En fin de semaine dernière, Magnette a enfin refait surface. Le président du PS a tenté de minimiser le rôle de Marcourt de deux manières : il a souligné les erreurs du greffier et il a dit que tous les membres du bureau devaient contrôler collectivement les dépenses du Parlement et étaient donc collectivement responsables des déraillements.

Selon lui, tous les membres du bureau, l’instance dirigeante dans laquelle siègent les parlementaires de tous les partis majoritaires, devraient donc démissionner. Sophie Pécriaux, l’autre députée PS qui fait partie de l’agence, a déjà annoncé vendredi soir son départ.

Cependant, Ecolo et MR, les autres partis majoritaires du gouvernement wallon, ne sont pas si facilement entraînés dans le bain. Le président du MR, Georges-Louis Bouchez, a exigé dimanche la démission de Marcourt et Janssens, mais pas du reste du bureau. Manu Disabato d’Ecolo a renversé la vapeur : « Soyons clairs : si le président reste à son siège, je démissionnerai.

Frédéric Daerden, le président de la fédération PS liégeoise (à laquelle appartient également Marcourt) a déclaré dimanche matin à C’est pas tous les jours dimanche sur RTL TVI que Marcourt est prêt à démissionner avec les autres membres du bureau. Que ce soit vrai n’est pas clair. Une rivalité de longue date fait rage entre la famille Daerden et Marcourt.

Marcourt est parti vendredi soir Le Soir savoir qu’il « ne sait pas pourquoi il devrait démissionner ». Le PS peut entendre que Marcourt fait l’objet d’une enquête judiciaire pour savoir s’il devrait réellement partir après celui-ci faux pas. Pour être clair : Marcourt n’a qu’à démissionner de la direction du parti en tant que président du parlement et du bureau.

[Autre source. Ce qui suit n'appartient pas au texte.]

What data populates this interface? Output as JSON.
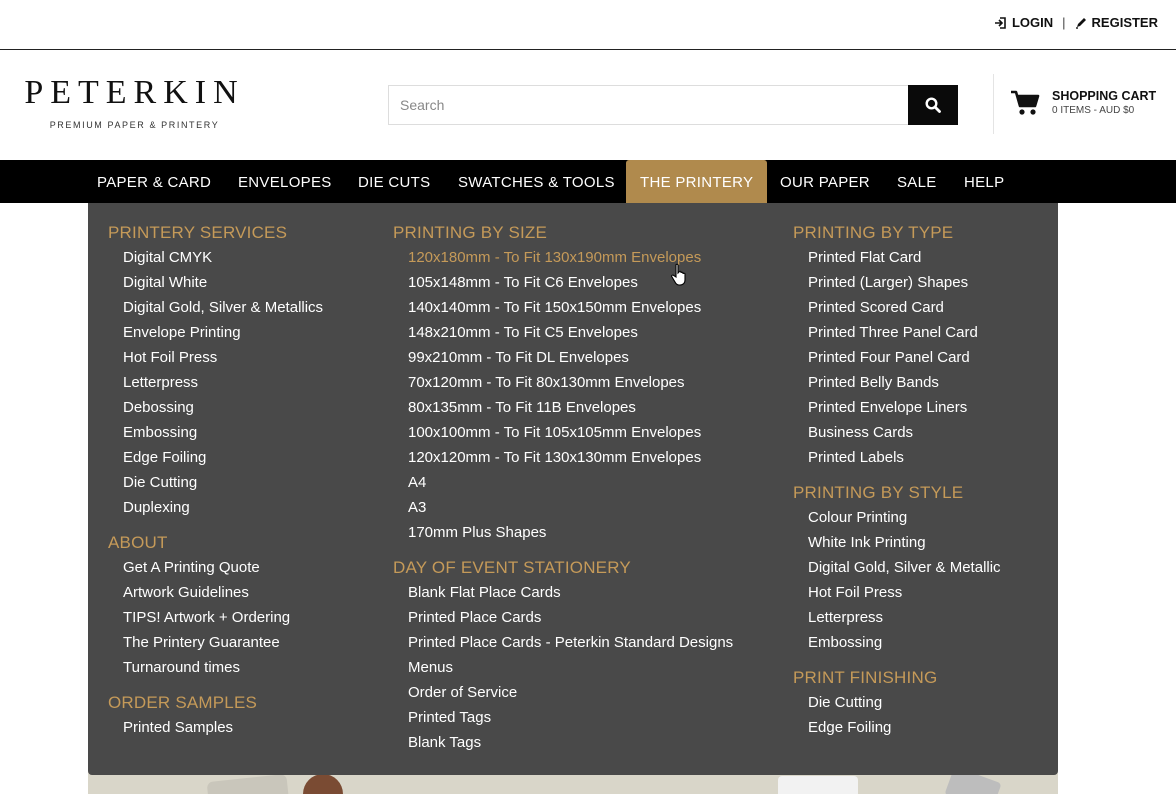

Il peut rester député.

Le club des cinq

Marcourt était le dernier des soi-disant liégeoisclub des cinq‘, qui avait encore beaucoup de pouvoir et de prestige. Le club comprend également Alain Mathot, Stéphane Moreau, André Gilles et Willy Demeyer. Pendant des années, ils se sont partagé le pouvoir et donc aussi les postes importants entre eux : fédéral, local et régional, devant et dans les coulisses.

La fédération liégeoise s’enorgueillit aussi d’avoir suivi sa propre voie et que la direction nationale du parti n’ait guère eu son mot à dire. Moreau et Gilles sont renversés de leur trône par les affaires de l’intercommunale Publifin. Dans ce scandale, des politiciens ont été payés pour des réunions qui n’ont jamais eu lieu. Gilles était président de Publifin, Moreau était le PDG de Nethys, la branche opérationnelle de Publifin. C’étaient les hommes en coulisses.

Demeyer était à l’honneur en tant que bourgmestre de Liège. En 2017, lorsque la fraude est révélée à Publifin, il a pu rester bourgmestre, mais a dû démissionner de la Chambre et de la présidence de la fédération liégeoise.

Alain Mathot, fils de Guy Mathot, a longtemps été maire de Seraing et vice-président de l’intercommunale Publipart, dont Publifin était actionnaire. Il a également dû démissionner là-bas à cause de la même affaire. Mathot a également été condamné cette année à 12 mois de prison avec sursis dans une autre affaire de corruption à l’incinérateur de Herstal.

Le désaveu de Marcourt par Magnette montre à quel point les temps ont changé au PS. Elio Di Rupo, aujourd’hui Premier ministre de Wallonie, a tenté à plusieurs reprises de briser le pouvoir du club liégeois, mais à chaque fois avec hésitation. Il n’a jamais osé affronter cette fédération capricieuse.

Magnette réagit plus strictement aux faits moins lourds, peut-être parce qu’il doit – bien plus que son prédécesseur – subir l’avancée de l’extrême gauche PTB-PVDA.